After the all-clear was issued following the fire alarm, audience members went back inside and waited for Tancredo. He was introduced to a mix of cheers and boos. A few minutes into his speech, the fire alarm sounded again. Authorities let people stay, and Tancredo ultimately finished his remarks.

After the second alarm, student Randy McPherson told the campus newspaper, "God works in mysterious ways. . . . (Tancredo) shouldn't be here."

Asked about what happened, Tancredo said, "It was, on the one hand, an excellent expression of free speech on the part of demonstrators and the school allowing them to do that. On the other hand, it was a demonstration on the part of the demonstrators not to extend that to me."

Attempts to contact various protesters were unsuccessful.
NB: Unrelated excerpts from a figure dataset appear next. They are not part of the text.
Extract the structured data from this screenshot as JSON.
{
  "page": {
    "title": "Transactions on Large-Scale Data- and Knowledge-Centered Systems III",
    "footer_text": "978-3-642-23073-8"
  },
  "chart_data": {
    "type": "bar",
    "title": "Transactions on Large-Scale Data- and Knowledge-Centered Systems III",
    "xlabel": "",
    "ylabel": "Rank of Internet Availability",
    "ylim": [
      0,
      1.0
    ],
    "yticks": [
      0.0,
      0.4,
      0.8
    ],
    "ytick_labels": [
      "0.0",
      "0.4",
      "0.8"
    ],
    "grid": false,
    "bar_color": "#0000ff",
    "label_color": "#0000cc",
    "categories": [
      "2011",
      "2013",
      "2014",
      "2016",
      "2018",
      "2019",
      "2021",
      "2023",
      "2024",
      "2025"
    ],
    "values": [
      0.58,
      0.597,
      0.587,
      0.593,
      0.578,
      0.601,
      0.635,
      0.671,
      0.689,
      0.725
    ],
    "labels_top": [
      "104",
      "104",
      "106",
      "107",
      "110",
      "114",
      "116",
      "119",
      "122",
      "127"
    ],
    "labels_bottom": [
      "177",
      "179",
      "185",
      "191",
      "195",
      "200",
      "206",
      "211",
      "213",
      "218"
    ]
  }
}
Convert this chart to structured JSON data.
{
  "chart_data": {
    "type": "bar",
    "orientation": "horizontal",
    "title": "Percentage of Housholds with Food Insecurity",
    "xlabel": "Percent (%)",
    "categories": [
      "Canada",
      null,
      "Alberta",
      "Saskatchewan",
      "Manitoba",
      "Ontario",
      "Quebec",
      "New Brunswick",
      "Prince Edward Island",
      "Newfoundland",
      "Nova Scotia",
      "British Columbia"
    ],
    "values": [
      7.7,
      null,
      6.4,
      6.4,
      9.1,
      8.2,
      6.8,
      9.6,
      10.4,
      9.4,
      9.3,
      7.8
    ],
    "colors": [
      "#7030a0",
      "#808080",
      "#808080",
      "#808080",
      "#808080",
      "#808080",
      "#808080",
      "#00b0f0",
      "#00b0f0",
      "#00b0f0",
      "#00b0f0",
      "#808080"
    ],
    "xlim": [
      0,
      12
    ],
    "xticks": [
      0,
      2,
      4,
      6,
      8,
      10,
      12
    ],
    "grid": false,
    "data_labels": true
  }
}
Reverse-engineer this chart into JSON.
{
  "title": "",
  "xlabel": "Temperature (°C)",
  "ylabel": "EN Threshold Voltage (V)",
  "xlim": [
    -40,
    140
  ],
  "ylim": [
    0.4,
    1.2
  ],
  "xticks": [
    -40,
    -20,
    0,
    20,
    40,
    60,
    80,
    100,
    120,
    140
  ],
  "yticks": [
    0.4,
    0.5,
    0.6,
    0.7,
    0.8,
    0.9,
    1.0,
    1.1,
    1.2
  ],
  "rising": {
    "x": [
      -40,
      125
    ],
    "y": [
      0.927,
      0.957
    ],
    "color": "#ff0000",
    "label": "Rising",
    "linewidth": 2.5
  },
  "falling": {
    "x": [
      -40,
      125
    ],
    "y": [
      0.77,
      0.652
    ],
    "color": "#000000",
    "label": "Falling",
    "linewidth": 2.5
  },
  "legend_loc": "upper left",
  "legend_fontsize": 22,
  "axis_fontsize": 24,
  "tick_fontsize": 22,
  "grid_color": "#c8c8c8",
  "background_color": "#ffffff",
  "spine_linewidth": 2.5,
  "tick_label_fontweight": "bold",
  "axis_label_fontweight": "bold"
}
Tancredo has pockets of followers in Michigan, where he recently won one county's straw poll for would-be Republican presidential contenders.

"I hope so badly that he runs for president," Bristow said. "So many people are willing to move to whatever state he goes to to help him campaign."

Most of this week, Tancredo has been jousting with Jeb Bush and other Floridians after he said the ethnically diverse city of Miami resembles a "Third World country." Bush and Tancredo traded pointed letters, and Bush reportedly dismissed Tancredo as a "nut."

Joe Garcia, executive vice president of the New Democrat Network and director of its Hispanic Strategy Center, used the Miami controversy to give Tancredo backhanded praise.

"I'm a big fan of Tom Tancredo. I want to be the first guy to give him a check when he runs for president," Garcia said this week. "Morons like him gave us (Democrats) the House and Senate, and it's going to give us the White House, too."

Tancredo laughed when he heard the comment Friday.